MySQL stalls and strange threads/connections behavior is observed

connection-poolingconnectionsmax-connectionsMySQL

We have a MySQL instance which most of the time works just fine. From time to time, however, we observe strange behavior. What happens is that suddenly MySQL connections reach the limit (currently set to 1000) and MySQL pretty much stalls. The following is observed when we check the graphs for this server:

enter image description here

The image is from a Grafana instance running a MySQL exporter. What troubles me is why threads from the cache are not reused. The other question is why the threads in cache suddenly drops to zero but at the same time no new threads are created (according to the second graph – blue line stays at 0).

Ultimately, my goal is to understand why 1000 connections are used all of a sudden and if this is a problem with MySQL or the app. This is what the MySQL docs say in regards to threads:

How many threads the server should cache for reuse. When a client
disconnects, the client's threads are put in the cache if there are
fewer than thread_cache_size threads there. Requests for threads are
satisfied by reusing threads taken from the cache if possible, and
only when the cache is empty is a new thread created.
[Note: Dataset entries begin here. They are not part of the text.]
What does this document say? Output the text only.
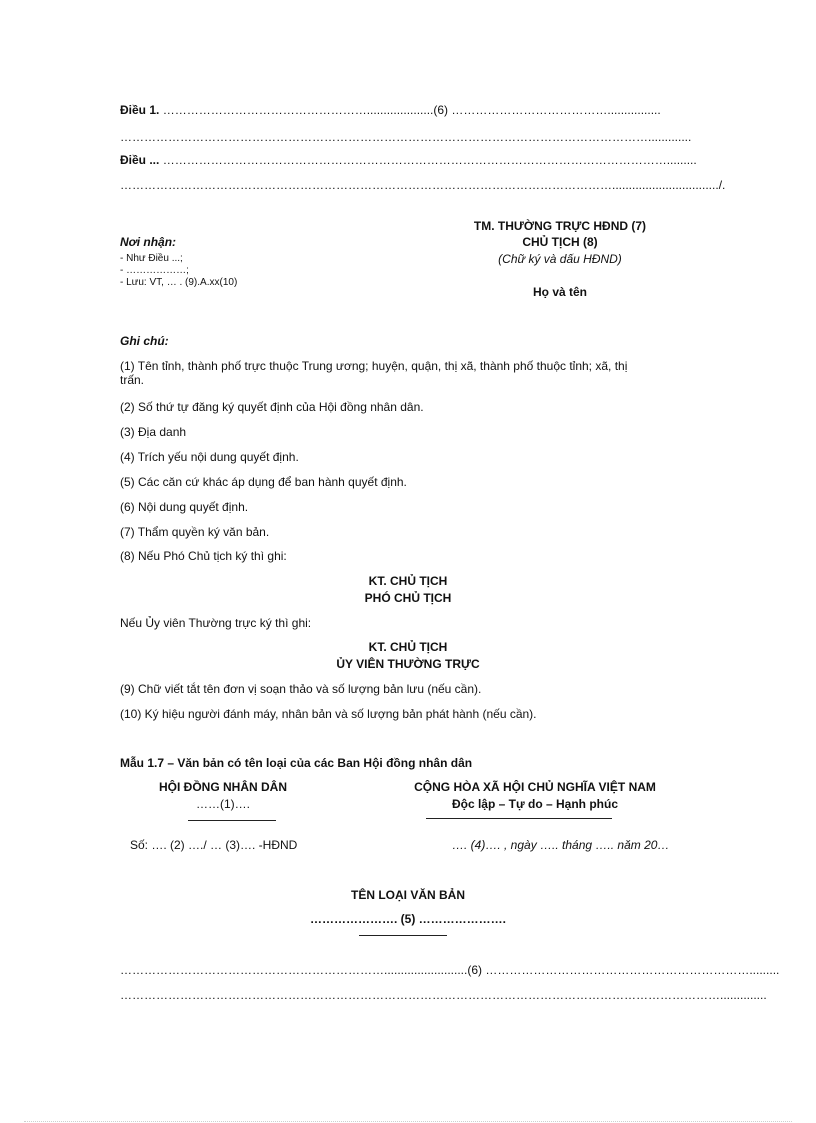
Điều 1. ……………………………………………....................(6) …………………………………................
…………………………………………………………………………………………………………………….............
Điều ... ……………………………………………………………………………………………………………….........
……………………………………………………………………………………………………………................................/.
TM. THƯỜNG TRỰC HĐND (7)
CHỦ TỊCH (8)
(Chữ ký và dấu HĐND)
Họ và tên
Nơi nhận:
- Như Điều ...;
- ………………;
- Lưu: VT, … . (9).A.xx(10)
Ghi chú:
(1) Tên tỉnh, thành phố trực thuộc Trung ương; huyện, quận, thị xã, thành phố thuộc tỉnh; xã, thị
trấn.
(2) Số thứ tự đăng ký quyết định của Hội đồng nhân dân.
(3) Địa danh
(4) Trích yếu nội dung quyết định.
(5) Các căn cứ khác áp dụng để ban hành quyết định.
(6) Nội dung quyết định.
(7) Thẩm quyền ký văn bản.
(8) Nếu Phó Chủ tịch ký thì ghi:
KT. CHỦ TỊCH
PHÓ CHỦ TỊCH
Nếu Ủy viên Thường trực ký thì ghi:
KT. CHỦ TỊCH
ỦY VIÊN THƯỜNG TRỰC
(9) Chữ viết tắt tên đơn vị soạn thảo và số lượng bản lưu (nếu cần).
(10) Ký hiệu người đánh máy, nhân bản và số lượng bản phát hành (nếu cần).
Mẫu 1.7 – Văn bản có tên loại của các Ban Hội đồng nhân dân
HỘI ĐỒNG NHÂN DÂN
……(1)….
CỘNG HÒA XÃ HỘI CHỦ NGHĨA VIỆT NAM
Độc lập – Tự do – Hạnh phúc
Số: …. (2) …./ … (3)…. -HĐND	…. (4)…. , ngày ….. tháng ….. năm 20…
TÊN LOẠI VĂN BẢN
…………………. (5) ………………….
………………………………………………………….........................(6) ………………………………………………………….........
……………………………………………………………………………………………………………………………………..............
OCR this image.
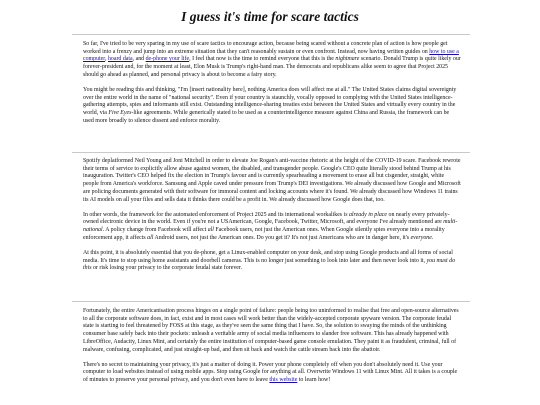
I guess it's time for scare tactics

So far, I've tried to be very sparing in my use of scare tactics to encourage action, because being scared without a concrete plan of action is how people get worked into a frenzy and jump into an extreme situation that they can't reasonably sustain or even confront. Instead, now having written guides on how to use a computer, hoard data, and de-phone your life, I feel that now is the time to remind everyone that this is the nightmare scenario. Donald Trump is quite likely our forever-president and, for the moment at least, Elon Musk is Trump's right-hand man. The democrats and republicans alike seem to agree that Project 2025 should go ahead as planned, and personal privacy is about to become a fairy story.

You might be reading this and thinking, "I'm [insert nationality here], nothing America does will affect me at all." The United States claims digital sovereignty over the entire world in the name of "national security". Even if your country is staunchly, vocally opposed to complying with the United States intelligence-gathering attempts, spies and informants still exist. Outstanding intelligence-sharing treaties exist between the United States and virtually every country in the world, via Five Eyes-like agreements. While generically stated to be used as a counterintelligence measure against China and Russia, the framework can be used more broadly to silence dissent and enforce morality.

Spotify deplatformed Neil Young and Joni Mitchell in order to elevate Joe Rogan's anti-vaccine rhetoric at the height of the COVID-19 scare. Facebook rewrote their terms of service to explicitly allow abuse against women, the disabled, and transgender people. Google's CEO quite literally stood behind Trump at his inauguration. Twitter's CEO helped fix the election in Trump's favour and is currently spearheading a movement to erase all but cisgender, straight, white people from America's workforce. Samsung and Apple caved under pressure from Trump's DEI investigations. We already discussed how Google and Microsoft are policing documents generated with their software for immoral content and locking accounts where it's found. We already discussed how Windows 11 trains its AI models on all your files and sells data it thinks there could be a profit in. We already discussed how Google does that, too.

In other words, the framework for the automated enforcement of Project 2025 and its international workalikes is already in place on nearly every privately-owned electronic device in the world. Even if you're not a USAmerican, Google, Facebook, Twitter, Microsoft, and everyone I've already mentioned are multi-national. A policy change from Facebook will affect all Facebook users, not just the American ones. When Google silently spies everyone into a morality enforcement app, it affects all Android users, not just the American ones. Do you get it? It's not just Americans who are in danger here, it's everyone.

At this point, it is absolutely essential that you de-phone, get a Linux-enabled computer on your desk, and stop using Google products and all forms of social media. It's time to stop using home assistants and doorbell cameras. This is no longer just something to look into later and then never look into it, you must do this or risk losing your privacy to the corporate feudal state forever.

Fortunately, the entire Americanisation process hinges on a single point of failure: people being too uninformed to realise that free and open-source alternatives to all the corporate software does, in fact, exist and in most cases will work better than the widely-accepted corporate spyware version. The corporate feudal state is starting to feel threatened by FOSS at this stage, as they've seen the same thing that I have. So, the solution to swaying the minds of the unthinking consumer base safely back into their pockets: unleash a veritable army of social media influencers to slander free software. This has already happened with LibreOffice, Audacity, Linux Mint, and certainly the entire institution of computer-based game console emulation. They paint it as fraudulent, criminal, full of malware, confusing, complicated, and just straight-up bad, and then sit back and watch the cattle stream back into the abattoir.

There's no secret to maintaining your privacy, it's just a matter of doing it. Power your phone completely off when you don't absolutely need it. Use your computer to load websites instead of using mobile apps. Stop using Google for anything at all. Overwrite Windows 11 with Linux Mint. All it takes is a couple of minutes to preserve your personal privacy, and you don't even have to leave this website to learn how!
Any assistance or guidance will are highly appreciated!

Best Answer

Thundering herd. Or, so many people in a grocery store that no one can move their cart.

When Threads_running is 349, each of them is waiting and waiting and waiting for a tiny slice of CPU and a tiny amount of I/O and ... The effect is that they all take 'forever' to finish. Meanwhile, others trying to get in are let in because you have such a high max_connections, etc.
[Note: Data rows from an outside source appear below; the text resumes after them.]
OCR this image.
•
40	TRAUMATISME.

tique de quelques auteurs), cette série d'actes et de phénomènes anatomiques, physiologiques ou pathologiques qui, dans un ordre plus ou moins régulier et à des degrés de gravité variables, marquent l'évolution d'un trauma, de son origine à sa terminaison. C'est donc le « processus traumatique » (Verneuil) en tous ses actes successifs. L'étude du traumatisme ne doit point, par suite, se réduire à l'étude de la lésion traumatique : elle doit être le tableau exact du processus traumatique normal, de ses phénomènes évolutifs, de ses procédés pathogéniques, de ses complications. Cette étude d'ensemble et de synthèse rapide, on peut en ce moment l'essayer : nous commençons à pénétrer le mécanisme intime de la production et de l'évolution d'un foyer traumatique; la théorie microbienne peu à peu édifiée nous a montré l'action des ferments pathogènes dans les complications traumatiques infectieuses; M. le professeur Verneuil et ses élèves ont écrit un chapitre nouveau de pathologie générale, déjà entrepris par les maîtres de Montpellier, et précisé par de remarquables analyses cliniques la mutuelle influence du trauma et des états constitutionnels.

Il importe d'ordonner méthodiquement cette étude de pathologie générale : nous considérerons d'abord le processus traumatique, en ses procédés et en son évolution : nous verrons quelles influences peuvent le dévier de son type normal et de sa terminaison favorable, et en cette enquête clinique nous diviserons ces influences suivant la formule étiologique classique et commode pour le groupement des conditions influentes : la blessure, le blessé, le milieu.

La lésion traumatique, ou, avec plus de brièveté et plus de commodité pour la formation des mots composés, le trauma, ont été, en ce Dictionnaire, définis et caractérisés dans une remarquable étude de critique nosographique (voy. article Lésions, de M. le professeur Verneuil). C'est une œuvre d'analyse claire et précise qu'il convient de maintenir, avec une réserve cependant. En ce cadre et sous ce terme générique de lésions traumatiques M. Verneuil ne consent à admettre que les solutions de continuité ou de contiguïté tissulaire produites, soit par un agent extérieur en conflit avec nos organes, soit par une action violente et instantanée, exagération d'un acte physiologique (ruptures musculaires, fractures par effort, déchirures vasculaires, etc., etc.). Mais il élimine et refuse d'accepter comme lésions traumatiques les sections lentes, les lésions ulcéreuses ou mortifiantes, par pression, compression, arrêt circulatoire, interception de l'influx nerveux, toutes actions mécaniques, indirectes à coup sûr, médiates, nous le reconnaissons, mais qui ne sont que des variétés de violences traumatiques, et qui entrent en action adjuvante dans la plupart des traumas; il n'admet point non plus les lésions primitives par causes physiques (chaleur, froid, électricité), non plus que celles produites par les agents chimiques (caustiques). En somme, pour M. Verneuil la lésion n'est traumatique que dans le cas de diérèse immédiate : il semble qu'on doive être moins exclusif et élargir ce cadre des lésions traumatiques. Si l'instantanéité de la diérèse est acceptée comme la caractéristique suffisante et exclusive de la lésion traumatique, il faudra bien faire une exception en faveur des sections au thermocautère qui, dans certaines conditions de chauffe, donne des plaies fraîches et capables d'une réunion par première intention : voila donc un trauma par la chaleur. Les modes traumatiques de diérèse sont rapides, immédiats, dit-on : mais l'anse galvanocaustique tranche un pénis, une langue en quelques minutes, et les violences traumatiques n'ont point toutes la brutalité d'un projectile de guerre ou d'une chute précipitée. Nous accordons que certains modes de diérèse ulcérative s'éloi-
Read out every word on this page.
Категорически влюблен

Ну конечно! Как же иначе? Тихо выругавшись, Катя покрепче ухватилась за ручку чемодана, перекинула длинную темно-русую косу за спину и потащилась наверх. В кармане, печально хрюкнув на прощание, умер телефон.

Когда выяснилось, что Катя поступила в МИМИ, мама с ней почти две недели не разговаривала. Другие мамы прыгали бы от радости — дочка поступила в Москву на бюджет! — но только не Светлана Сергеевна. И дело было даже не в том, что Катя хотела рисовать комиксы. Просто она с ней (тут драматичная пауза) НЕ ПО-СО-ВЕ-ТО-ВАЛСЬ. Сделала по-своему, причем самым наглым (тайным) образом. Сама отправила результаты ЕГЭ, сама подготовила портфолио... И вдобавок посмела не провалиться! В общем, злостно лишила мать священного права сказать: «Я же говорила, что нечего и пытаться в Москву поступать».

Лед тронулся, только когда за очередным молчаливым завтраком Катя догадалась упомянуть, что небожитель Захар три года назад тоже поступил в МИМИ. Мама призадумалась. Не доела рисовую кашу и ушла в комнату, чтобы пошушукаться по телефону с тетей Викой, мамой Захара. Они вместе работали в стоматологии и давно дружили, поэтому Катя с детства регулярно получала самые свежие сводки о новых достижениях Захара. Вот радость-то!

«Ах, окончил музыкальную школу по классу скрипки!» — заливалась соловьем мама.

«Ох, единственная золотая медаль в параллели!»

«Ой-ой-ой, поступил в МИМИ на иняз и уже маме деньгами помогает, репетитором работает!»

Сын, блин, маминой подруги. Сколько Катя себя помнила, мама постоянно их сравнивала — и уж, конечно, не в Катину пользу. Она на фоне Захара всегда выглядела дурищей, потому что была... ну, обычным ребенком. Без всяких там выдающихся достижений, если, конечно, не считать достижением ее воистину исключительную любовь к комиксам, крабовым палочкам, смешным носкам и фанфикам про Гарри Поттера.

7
But, that does not explain what pushed the herd over the cliff. It could be something as trivial as a big SELECT that happens to block what the herd normally does.

Do you have the slowlog turned on? With a low value of long_query_time? If so, you may already have the answer in the slowlog. Since you did not panic and reboot, that slow Select (if it really exists) will be in the slowlog. Based on the graphs, I would guess it might have a time of 80-110 seconds.

As for the dip in Threads_cached, that gets a bit complex. First, let me explain the non-dip parts. Before the 'event', about 200 connections were made; each lasted long enough for there to be a 'steady' 200 connected.

After the event, there were so many waiting to get in that it pushed the number up to about 350.

Having thread_cache_size = 500 wastes memory; suggest you lower it to 250.

As for the dip, I will do some guessing. So many connections were trying so hard to get things done that new connections were denied access. (This may be deliberate on the part of MySQL, or it may be a side effect of everyone clambering for various mutexes.)

It is also unwise to have max_connections = 1000; this just invites scenarios like this. Instead, have the clients 'take the heat' when something hiccups -- by being denied access to MySQL. Furthermore, this makes it easier to say "Oops, were are having a problem please wait, and please do not press Send again, nor Refresh!" Or simply give a "500".

Bottom line: I think the slowlog can point to the cause of the event.